The recent SolarWinds and Microsoft Exchange breaches highlight how vulnerable Federal agencies are because they affected a majority of Federal agencies. Recent evidence also shows that the supply chain (e.g., software companies) is a target for cyberattacks ultimately seeking to breach its customers, which include Federal agencies. Moreover, the latest annual Federal Information Security Modernization Act (FISMA) Report from Congress confirmed that over 30,000 cybersecurity incidents were reported by Federal agencies in 2020, which is a visible increase over the previous years. Also, based on the requirements depicted as part of the OMB Memorandum M-20-04, there were at least six major cybersecurity incidents in FY 2020 that affected Federal agencies such as the Department of Defense, Department of Education, and Department of Homeland Security.

In addition, available evidence indicates that Federal agencies will continue to be a focus of cybersecurity adversaries for two main reasons. First, Federal programs hold mass amounts of valuable sensitive data. For example, Federal programs possess financial data (such as data related to grants management programs like the COVID CARES Act Program), mass quantities of PII, and confidential information related to how the Nation operates. Second, effective cybersecurity practices remain a serious challenge in the Federal space. Federal agencies will continue to face challenges because their cybersecurity programs are operating on outdated IT assets that are susceptible to attack and relying on insufficient resources, and they will need additional years of dedicated improvement.

Because Federal agencies are facing significantly higher cybersecurity risks, audit risk is also drastically increased for Federal program audits, including performance audits and financial statement audits. From the material misstatement perspective, audit risk consists of two main types: inherent risk and control risk. Inherent risk is the risk of material misstatement that may impact an important audit area (e.g., Payroll; Property, Plant, and Equipment; Disbursements; and Accounts Receivable) due to errors. Control risk is the risk that an internal control does not prevent a material error in a certain area under audit. Cybersecurity risk can definitely affect both of these types of risks. If the CIA of Federal data is compromised, the audit conclusion could be materially impacted. Specifically, the loss of data confidentiality would mean sensitive data is exposed to malicious attack, which could significantly impact a Federal agency’s reputation and potentially increase the control risks to the point of control failure. For example, if there were a Ransomware attack, it may trigger miscalculation of financial data due to a large unknown expense not accounted for during the audit testing period. And the loss of data integrity would potentially impact the accuracy and completeness of the financial data that is being audited. Subsequently, inherent risk will most likely increase if financial data integrity is no longer reliable. Auditing inaccurate financial data may directly result in material misstatement because the correct data (e.g., transactions) is no longer available for auditors to perform tests. Finally, the loss of data availability could prevent key controls from working, or critical business processes from being timely performed, which increases the inherent risk. Controls can be circumvented if a system is not available to process financial transactions or conduct critical business processes in a manner that is timely, complete, and accurate.

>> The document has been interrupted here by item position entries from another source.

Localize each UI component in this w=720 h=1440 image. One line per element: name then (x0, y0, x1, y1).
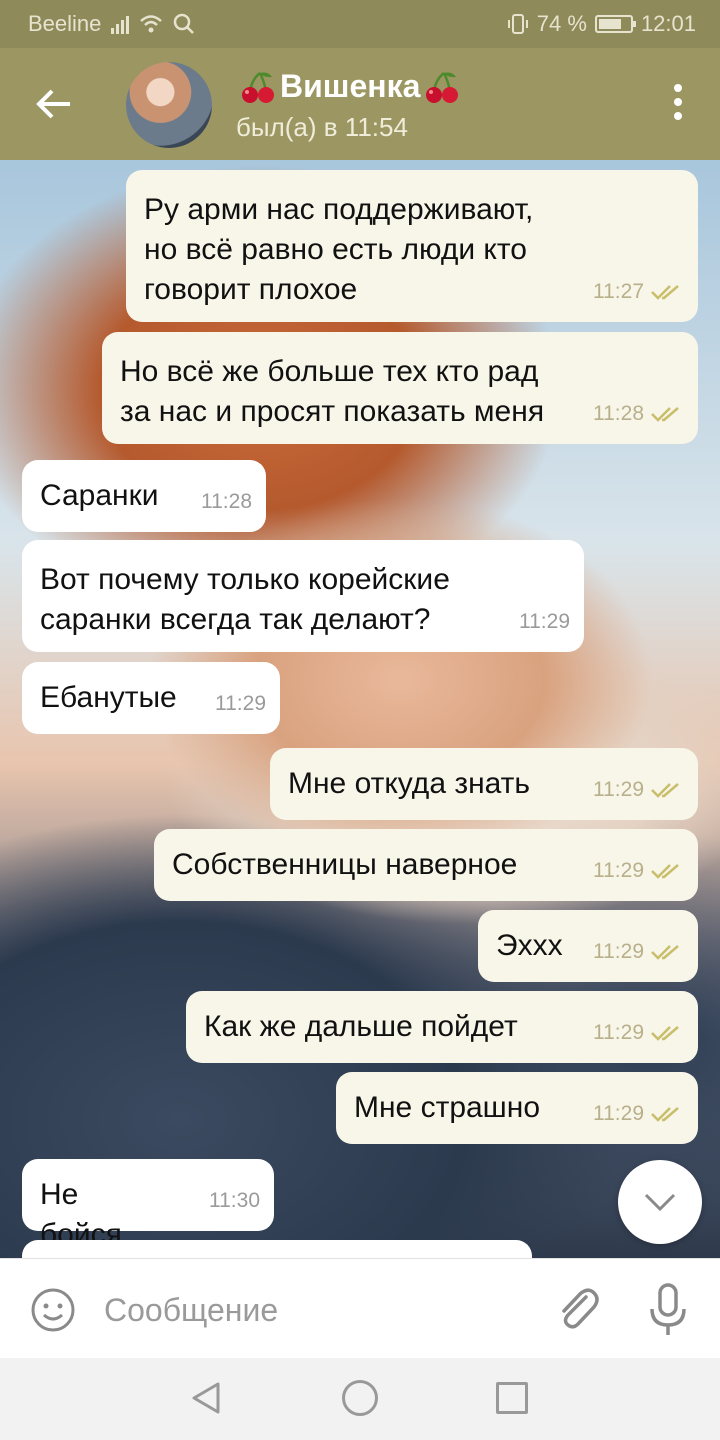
microphone-icon[interactable] (646, 1281, 690, 1339)
message-text: Мне страшно (354, 1091, 541, 1124)
double-check-icon (651, 1107, 679, 1122)
message-bubble[interactable]: Мне страшно 11:29 (336, 1072, 698, 1144)
nav-home-icon[interactable] (342, 1380, 378, 1416)
message-text: Ру арми нас поддерживают, но всё равно е… (144, 193, 534, 306)
carrier-label: Beeline (28, 11, 102, 36)
double-check-icon (651, 407, 679, 422)
message-meta: 11:29 (593, 851, 684, 891)
message-meta: 11:29 (593, 932, 684, 972)
message-bubble[interactable]: Ру арми нас поддерживают, но всё равно е… (126, 170, 698, 322)
message-text: Вот почему только корейские саранки всег… (40, 563, 450, 636)
wifi-icon (140, 15, 163, 33)
message-text: Саранки (40, 479, 159, 512)
message-bubble[interactable]: Саранки 11:28 (22, 460, 266, 532)
status-bar: Beeline 74 % 12:01 (0, 0, 720, 48)
clock: 12:01 (640, 11, 696, 36)
more-vertical-icon[interactable] (666, 84, 690, 124)
battery-percent: 74 % (536, 11, 587, 36)
message-bubble[interactable]: Эххх 11:29 (478, 910, 698, 982)
message-text: Как же дальше пойдет (204, 1010, 518, 1043)
message-bubble[interactable]: Не бойся 11:30 (22, 1159, 274, 1251)
message-meta: 11:29 (593, 1013, 684, 1053)
double-check-icon (651, 864, 679, 879)
message-meta: 11:29 (593, 770, 684, 810)
double-check-icon (651, 783, 679, 798)
system-nav-bar (0, 1358, 720, 1440)
double-check-icon (651, 1026, 679, 1041)
cherry-icon (426, 71, 459, 103)
double-check-icon (651, 285, 679, 300)
last-seen: был(а) в 11:54 (236, 112, 408, 142)
message-text: Эххх (496, 929, 563, 962)
cherry-icon (242, 71, 274, 103)
message-time: 11:29 (593, 1021, 644, 1044)
vibrate-icon (507, 14, 528, 34)
search-icon (174, 13, 195, 34)
message-time: 11:29 (593, 1102, 644, 1125)
message-time: 11:29 (593, 778, 644, 801)
battery-icon (594, 15, 636, 33)
message-meta: 11:29 (593, 1094, 684, 1134)
avatar[interactable] (126, 62, 212, 148)
message-time: 11:29 (215, 692, 266, 715)
contact-name-label: Вишенка (280, 68, 421, 104)
nav-back-icon[interactable] (188, 1380, 224, 1416)
chevron-down-icon (644, 1193, 676, 1212)
message-meta: 11:30 (209, 1181, 260, 1221)
double-check-icon (651, 945, 679, 960)
arrow-left-icon[interactable] (30, 80, 78, 128)
message-bubble[interactable]: Вот почему только корейские саранки всег… (22, 540, 584, 652)
message-text: Мне откуда знать (288, 767, 531, 800)
message-time: 11:30 (209, 1189, 260, 1212)
message-time: 11:29 (593, 859, 644, 882)
message-time: 11:28 (593, 402, 644, 425)
smiley-icon[interactable] (30, 1287, 76, 1333)
message-time: 11:27 (593, 280, 644, 303)
compose-bar (0, 1258, 720, 1358)
chat-header: Вишенка был(а) в 11:54 (0, 48, 720, 160)
message-meta: 11:29 (519, 602, 570, 642)
message-bubble-partial[interactable] (22, 1240, 532, 1258)
message-time: 11:29 (593, 940, 644, 963)
signal-icon (111, 14, 130, 34)
message-meta: 11:29 (215, 684, 266, 724)
message-bubble[interactable]: Но всё же больше тех кто рад за нас и пр… (102, 332, 698, 444)
message-text: Но всё же больше тех кто рад за нас и пр… (120, 355, 545, 428)
message-text: Ебанутые (40, 681, 177, 714)
message-meta: 11:27 (593, 272, 684, 312)
message-bubble[interactable]: Ебанутые 11:29 (22, 662, 280, 734)
message-bubble[interactable]: Как же дальше пойдет 11:29 (186, 991, 698, 1063)
message-time: 11:28 (201, 490, 252, 513)
message-input[interactable] (104, 1283, 524, 1337)
message-bubble[interactable]: Собственницы наверное 11:29 (154, 829, 698, 901)
nav-recents-icon[interactable] (496, 1382, 528, 1414)
paperclip-icon[interactable] (552, 1283, 602, 1337)
message-bubble[interactable]: Мне откуда знать 11:29 (270, 748, 698, 820)
message-list[interactable]: Ру арми нас поддерживают, но всё равно е… (0, 160, 720, 1258)
message-meta: 11:28 (201, 482, 252, 522)
message-meta: 11:28 (593, 394, 684, 434)
scroll-down-button[interactable] (618, 1160, 702, 1244)
message-time: 11:29 (519, 610, 570, 633)
contact-name[interactable]: Вишенка (238, 68, 462, 105)
message-text: Собственницы наверное (172, 848, 518, 881)
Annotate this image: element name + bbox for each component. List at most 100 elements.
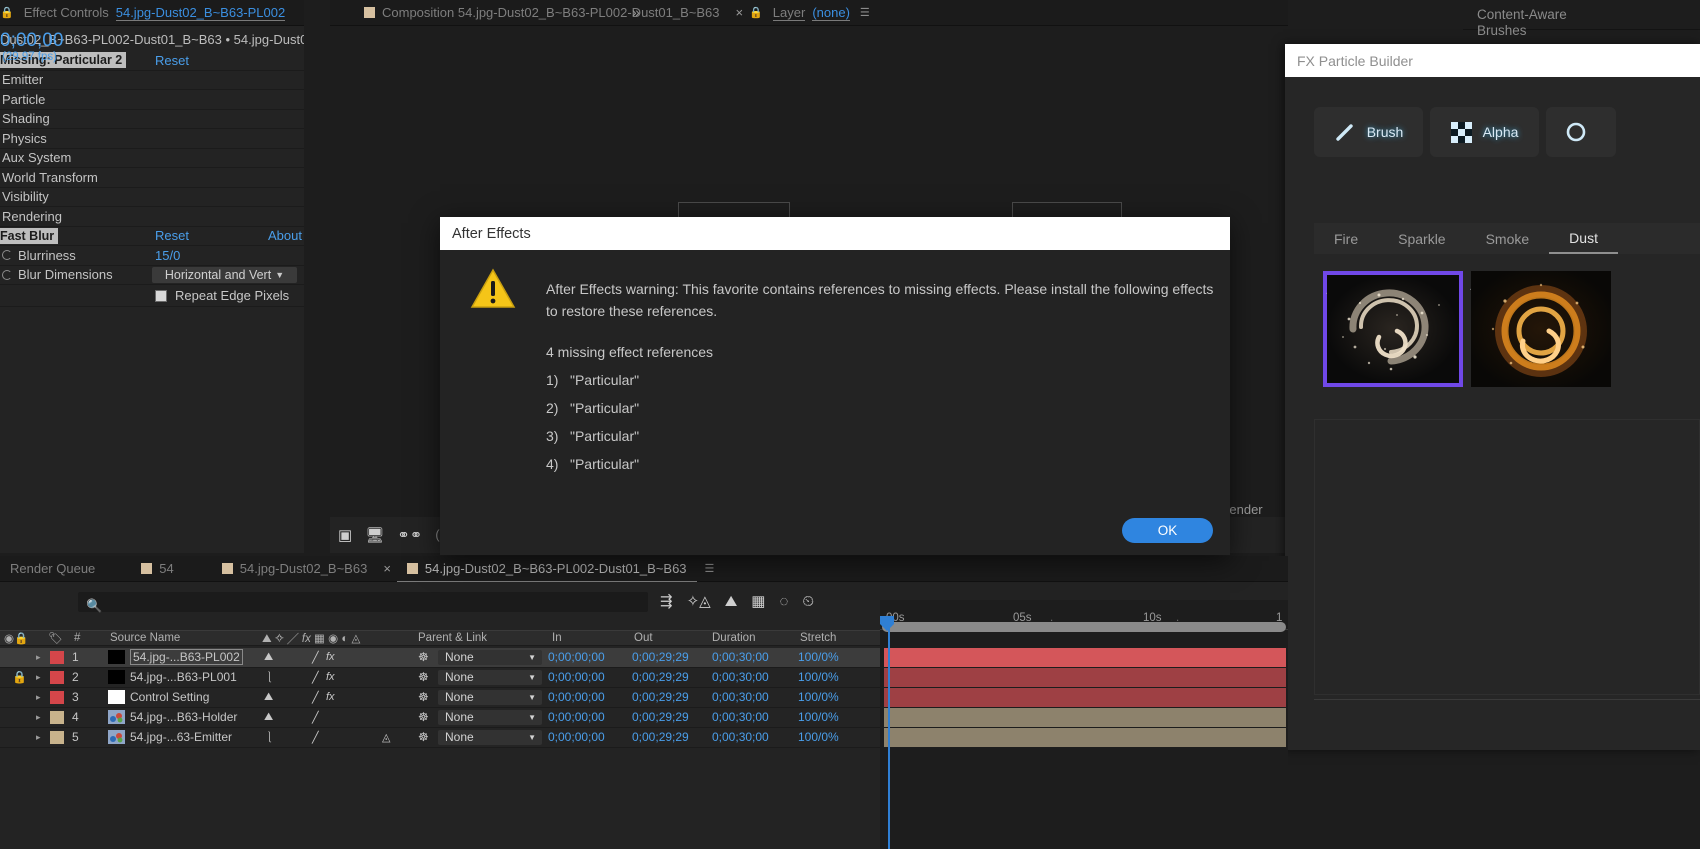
tab-comp-dust02-pl002[interactable]: 54.jpg-Dust02_B~B63-PL002-Dust01_B~B63: [396, 556, 697, 582]
label-color-swatch[interactable]: [50, 710, 64, 724]
solo-icon[interactable]: ⎱: [264, 729, 275, 745]
table-row[interactable]: ▸ 4 54.jpg-...B63-Holder ⛰ ╱ ☸ None ▼ 0;…: [0, 708, 880, 728]
effect-icon[interactable]: ╱: [312, 691, 319, 704]
label-color-swatch[interactable]: [50, 730, 64, 744]
parent-link-icon[interactable]: ☸: [418, 730, 429, 744]
parent-dropdown[interactable]: None ▼: [438, 669, 542, 685]
expand-arrow-icon[interactable]: ▸: [36, 652, 41, 663]
expand-arrow-icon[interactable]: ▸: [36, 732, 41, 743]
parent-dropdown[interactable]: None ▼: [438, 649, 542, 665]
lock-icon[interactable]: 🔒: [12, 670, 27, 684]
lock-icon[interactable]: 🔒: [0, 6, 14, 19]
tab-layer[interactable]: Layer (none): [763, 0, 860, 26]
layer-name[interactable]: 54.jpg-...63-Emitter: [130, 730, 232, 744]
effect-icon[interactable]: ╱: [312, 671, 319, 684]
time-ruler[interactable]: 00s 05s 10s 1 . .: [880, 600, 1288, 632]
layer-name[interactable]: 54.jpg-...B63-PL001: [130, 670, 237, 684]
effect-group-world-transform[interactable]: World Transform: [0, 168, 304, 188]
category-fire[interactable]: Fire: [1314, 223, 1378, 254]
composition-mini-flowchart-icon[interactable]: ⇶: [660, 592, 673, 610]
effect-header-fast-blur[interactable]: Fast Blur Reset About: [0, 227, 304, 246]
draft-3d-icon[interactable]: ✧◬: [687, 592, 711, 610]
preset-dust-swirl-white[interactable]: ╱ ▦ ◐: [1323, 271, 1463, 387]
layer-bar[interactable]: [884, 728, 1286, 747]
effect-group-shading[interactable]: Shading: [0, 110, 304, 129]
expand-arrow-icon[interactable]: ▸: [36, 672, 41, 683]
3d-icon[interactable]: ◬: [382, 731, 390, 744]
timeline-scrollbar[interactable]: [882, 622, 1286, 632]
tab-comp-dust02[interactable]: 54.jpg-Dust02_B~B63: [212, 556, 378, 582]
hide-shy-layers-icon[interactable]: ⛰: [725, 593, 738, 610]
tab-composition[interactable]: Composition 54.jpg-Dust02_B~B63-PL002-Du…: [354, 0, 730, 26]
label-color-swatch[interactable]: [50, 690, 64, 704]
table-row[interactable]: ▸ 3 Control Setting ⛰ ╱ fx ☸ None ▼ 0;00…: [0, 688, 880, 708]
reset-link[interactable]: Reset: [155, 53, 189, 68]
effect-icon[interactable]: ╱: [312, 651, 319, 664]
mode-button-third[interactable]: [1546, 107, 1616, 157]
layer-bar[interactable]: [884, 668, 1286, 687]
toggle-transparency-icon[interactable]: ▣: [338, 526, 352, 544]
playhead-handle[interactable]: [880, 616, 894, 631]
current-time-display[interactable]: 0;00;00: [0, 30, 63, 52]
search-input[interactable]: [78, 592, 648, 612]
effect-group-physics[interactable]: Physics: [0, 129, 304, 149]
fx-icon[interactable]: fx: [326, 691, 335, 703]
fx-icon[interactable]: fx: [326, 651, 335, 663]
property-repeat-edge-pixels[interactable]: Repeat Edge Pixels: [0, 285, 304, 307]
parent-link-icon[interactable]: ☸: [418, 650, 429, 664]
graph-editor-icon[interactable]: ⏲: [802, 593, 814, 610]
category-sparkle[interactable]: Sparkle: [1378, 223, 1465, 254]
ok-button[interactable]: OK: [1122, 518, 1213, 543]
effect-group-emitter[interactable]: Emitter: [0, 71, 304, 90]
tab-comp-54[interactable]: 54: [131, 556, 183, 582]
stopwatch-icon[interactable]: [2, 269, 12, 280]
close-icon[interactable]: ×: [377, 561, 397, 576]
effect-group-aux-system[interactable]: Aux System: [0, 149, 304, 168]
parent-link-icon[interactable]: ☸: [418, 690, 429, 704]
timeline-graph-area[interactable]: 00s 05s 10s 1 . .: [880, 600, 1288, 849]
category-smoke[interactable]: Smoke: [1466, 223, 1550, 254]
layer-bar[interactable]: [884, 688, 1286, 707]
parent-link-icon[interactable]: ☸: [418, 710, 429, 724]
layer-name[interactable]: 54.jpg-...B63-PL002: [130, 649, 243, 666]
brushes-panel-tab[interactable]: Brushes: [1463, 16, 1700, 46]
reset-link-fast-blur[interactable]: Reset: [155, 228, 189, 243]
effect-group-particle[interactable]: Particle: [0, 90, 304, 110]
parent-icon[interactable]: ⛰: [264, 651, 273, 664]
repeat-edge-pixels-checkbox[interactable]: [155, 289, 167, 302]
expand-arrow-icon[interactable]: ▸: [36, 712, 41, 723]
3d-glasses-icon[interactable]: ⚭⚭: [397, 526, 422, 544]
property-blur-dimensions[interactable]: Blur Dimensions Horizontal and Vert ▼: [0, 266, 304, 285]
tab-effect-controls[interactable]: Effect Controls 54.jpg-Dust02_B~B63-PL00…: [14, 0, 296, 26]
label-color-swatch[interactable]: [50, 670, 64, 684]
table-row[interactable]: 🔒 ▸ 2 54.jpg-...B63-PL001 ⎱ ╱ fx ☸ None …: [0, 668, 880, 688]
label-color-swatch[interactable]: [50, 650, 64, 664]
panel-menu-icon[interactable]: ☰: [705, 562, 715, 575]
layer-bar[interactable]: [884, 648, 1286, 667]
current-time-indicator[interactable]: [888, 626, 890, 849]
table-row[interactable]: ▸ 1 54.jpg-...B63-PL002 ⛰ ╱ fx ☸ None ▼ …: [0, 648, 880, 668]
frame-blending-icon[interactable]: ▦: [751, 592, 765, 610]
mode-button-brush[interactable]: Brush: [1314, 107, 1423, 157]
parent-link-icon[interactable]: ☸: [418, 670, 429, 684]
layer-name[interactable]: Control Setting: [130, 690, 209, 704]
about-link-fast-blur[interactable]: About: [268, 228, 302, 243]
parent-dropdown[interactable]: None ▼: [438, 709, 542, 725]
table-row[interactable]: ▸ 5 54.jpg-...63-Emitter ⎱ ╱ ◬ ☸ None ▼ …: [0, 728, 880, 748]
effect-icon[interactable]: ╱: [312, 731, 319, 744]
blur-dimensions-dropdown[interactable]: Horizontal and Vert ▼: [152, 266, 297, 283]
mode-button-alpha[interactable]: Alpha: [1430, 107, 1539, 157]
fx-icon[interactable]: fx: [326, 671, 335, 683]
layer-bar[interactable]: [884, 708, 1286, 727]
motion-blur-icon[interactable]: ◌: [779, 593, 788, 610]
fx-particle-builder-titlebar[interactable]: FX Particle Builder: [1285, 44, 1700, 77]
parent-dropdown[interactable]: None ▼: [438, 729, 542, 745]
chevron-double-right-icon[interactable]: »: [632, 4, 640, 20]
panel-menu-icon[interactable]: ☰: [860, 6, 870, 19]
stopwatch-icon[interactable]: [2, 250, 12, 260]
parent-icon[interactable]: ⛰: [264, 711, 273, 724]
effect-icon[interactable]: ╱: [312, 711, 319, 724]
effect-group-rendering[interactable]: Rendering: [0, 207, 304, 227]
close-icon[interactable]: ×: [730, 5, 750, 20]
solo-icon[interactable]: ⎱: [264, 669, 275, 685]
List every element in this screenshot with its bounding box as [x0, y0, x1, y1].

In conclusion, cybersecurity risk has become one of the most significant risks to Federal programs, as evidenced by the recent spike in cyber breaches of Federal agencies, data, and program operations. If Federal data and processes are compromised due to cyberattacks, this will result in significant negative impact to audit risks. If auditors misunderstand the severity of cybersecurity risk and thus ultimately misjudge the audit risks, it will have a detrimental effect on the audit results, which can significantly undermine the auditor’s reputation or lead to loss of business. Therefore, auditors must consider cybersecurity risk as one of the most significant audit risks affecting Federal programs today.